Because the Supreme Court almost never explains its refusal to take on an issue, even one of important constitutional dimensions, it has been a puzzle how the capital punishment regime could go on without a new examination by the Justices, especially in the wake of the flawed executions.
Now, quite suddenly, the Supreme Court has been drawn into the center of this ongoing Eighth Amendment controversy. It takes only four votes among the nine Justices to grant review of a case, and it seems likely that the four more liberal Justices, who have grown increasingly skeptical about lethal execution protocols, forced the issue before the court by voting to grant review of the appeal of three Oklahoma death-row inmates. (Those four Justices dissented earlier, when the court majority allowed one of the Oklahoma inmates to be put to death, even as the appeal by the four of them remained pending. That action, too, had gone unexplained.)
When that case (Glossip v. Gross) showed up on the court’s docket for review, it was unclear how broadly or narrowly the case might be decided once the court had agreed to take it on. What emerged most prominently, when the Justices held a one-hour hearing on that case on Wednesday, was the apparent frustration of the court’s most conservative members about the stalling of the capital punishment regime in the states – a stalling that those Justices suggested should be blamed upon the opponents of the death penalty.
Unable to get the Supreme Court or state legislatures to strike down or abolish capital punishment, the abolitionists, according to the conservative Justices, have tried to accomplish the same thing practically by making it next to impossible for states to adopt a workable and humane method of execution by lethal drugs.
Those complaints tended to dominate the hearing on the Oklahoma case on Wednesday, raising the prospect that at least some members of the court are looking for a way to insulate the states’ choices about execution methods, so that capital punishment again becomes practically available to them. Although the lawyer for the three Oklahoma inmates repeatedly reminded the court that what was before them was a question directly under the Eighth Amendment about whether the Oklahoma method did amount to “cruel and unusual punishment,” it appeared that some of the Justices were persuaded that it was a case about supervising how the lower courts react to the abolitionist movement’s tactics in frustrating states from carrying out executions.
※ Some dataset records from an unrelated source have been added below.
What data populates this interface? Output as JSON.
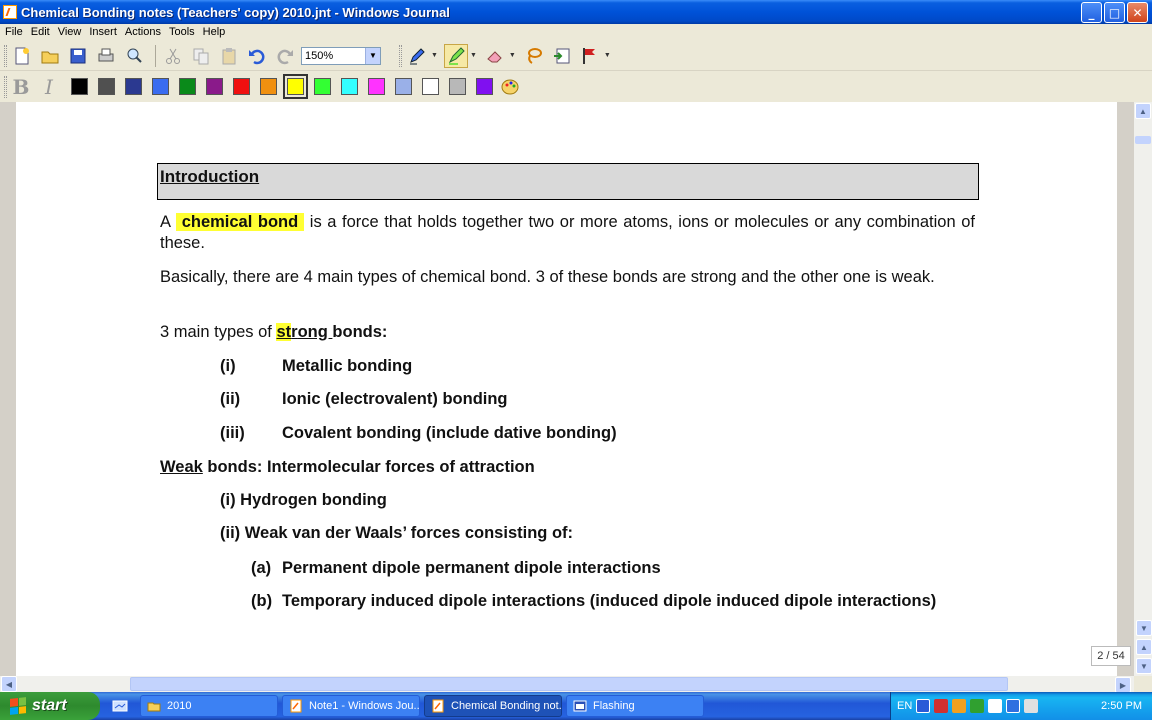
{
  "window": {
    "title": "Chemical Bonding notes (Teachers' copy) 2010.jnt - Windows Journal",
    "buttons": {
      "minimize": "_",
      "maximize": "□",
      "close": "✕"
    }
  },
  "menu": {
    "items": [
      "File",
      "Edit",
      "View",
      "Insert",
      "Actions",
      "Tools",
      "Help"
    ]
  },
  "toolbar": {
    "zoom_value": "150%",
    "format": {
      "bold": "B",
      "italic": "I"
    },
    "colors": [
      "#000000",
      "#505050",
      "#2b3990",
      "#3a6cf0",
      "#0a8a1a",
      "#8a1a8a",
      "#f01010",
      "#f09010",
      "#ffff00",
      "#33ff33",
      "#33ffff",
      "#ff33ff",
      "#9ab0e8",
      "#ffffff",
      "#b8b8b8",
      "#8010f0"
    ],
    "selected_color": "#ffff00"
  },
  "document": {
    "intro_title": "Introduction",
    "p1": {
      "prefix": "A",
      "highlight": "chemical bond",
      "rest": "is a force that holds together two or more atoms, ions or molecules or any combination of these."
    },
    "p2": "Basically, there are 4 main types of chemical bond. 3 of these bonds are strong and the other one is weak.",
    "p3": {
      "prefix": "3 main types of ",
      "hl_part": "st",
      "mid": "r",
      "u_part": "ong ",
      "suffix": "bonds:"
    },
    "strong_list": [
      {
        "num": "(i)",
        "text": "Metallic bonding"
      },
      {
        "num": "(ii)",
        "text": "Ionic (electrovalent) bonding"
      },
      {
        "num": "(iii)",
        "text": "Covalent bonding (include dative bonding)"
      }
    ],
    "weak_heading": {
      "underlined": "Weak",
      "rest": " bonds: Intermolecular forces of attraction"
    },
    "weak_list": [
      "(i) Hydrogen bonding",
      "(ii) Weak van der Waals’ forces consisting of:"
    ],
    "sub_list": [
      {
        "num": "(a)",
        "text": "Permanent dipole permanent dipole interactions"
      },
      {
        "num": "(b)",
        "text": "Temporary induced dipole interactions (induced dipole induced dipole interactions)"
      }
    ]
  },
  "status": {
    "page_indicator": "2 / 54"
  },
  "taskbar": {
    "start_label": "start",
    "tasks": [
      {
        "label": "2010",
        "active": false
      },
      {
        "label": "Note1 - Windows Jou...",
        "active": false
      },
      {
        "label": "Chemical Bonding not...",
        "active": true
      },
      {
        "label": "Flashing",
        "active": false
      }
    ],
    "language": "EN",
    "clock": "2:50 PM"
  }
}
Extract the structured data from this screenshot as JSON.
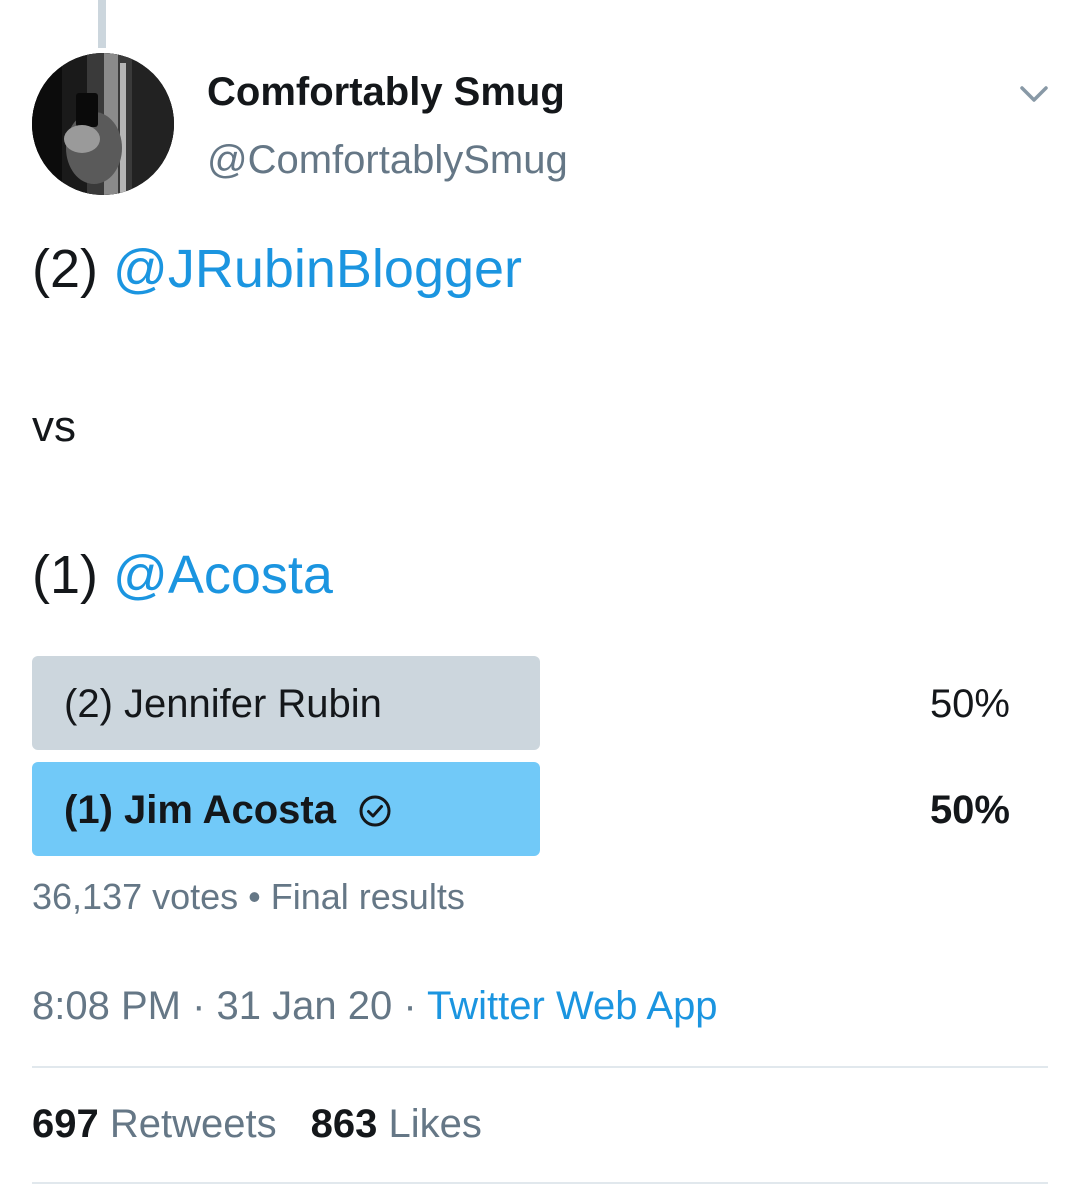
{
  "tweet": {
    "author": {
      "display_name": "Comfortably Smug",
      "handle": "@ComfortablySmug"
    },
    "body": {
      "line1_prefix": "(2) ",
      "line1_mention": "@JRubinBlogger",
      "line2": "vs",
      "line3_prefix": "(1) ",
      "line3_mention": "@Acosta"
    },
    "poll": {
      "options": [
        {
          "label": "(2) Jennifer Rubin",
          "percent_text": "50%",
          "share": 0.5
        },
        {
          "label": "(1) Jim Acosta",
          "percent_text": "50%",
          "share": 0.5,
          "winner": true
        }
      ],
      "votes": "36,137 votes",
      "separator": " • ",
      "status": "Final results"
    },
    "timestamp": {
      "time": "8:08 PM",
      "sep1": " · ",
      "date": "31 Jan 20",
      "sep2": " · ",
      "source": "Twitter Web App"
    },
    "stats": {
      "retweets_count": "697",
      "retweets_label": " Retweets",
      "likes_count": "863",
      "likes_label": " Likes"
    }
  },
  "colors": {
    "link": "#1b95e0",
    "muted": "#657786",
    "poll_bar": "#ccd6dd",
    "poll_winner_bar": "#71c9f8"
  },
  "icons": {
    "more": "chevron-down-icon",
    "winner": "check-circle-icon"
  }
}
Justice Alito, in particular, suggested that the judiciary, merely by hearing challenges to lethal-execution methods, were giving a forum to the abolitionists that they could continue to use to delay or block further executions. It would, of course, be an extreme measure, if the court were to move to shut down Eighth Amendment challenges in the lower courts. But, short of that, the court conceivably could require the lower appeals courts to avoid second-guessing what the trial court judges do when they turn aside challenges to execution methods.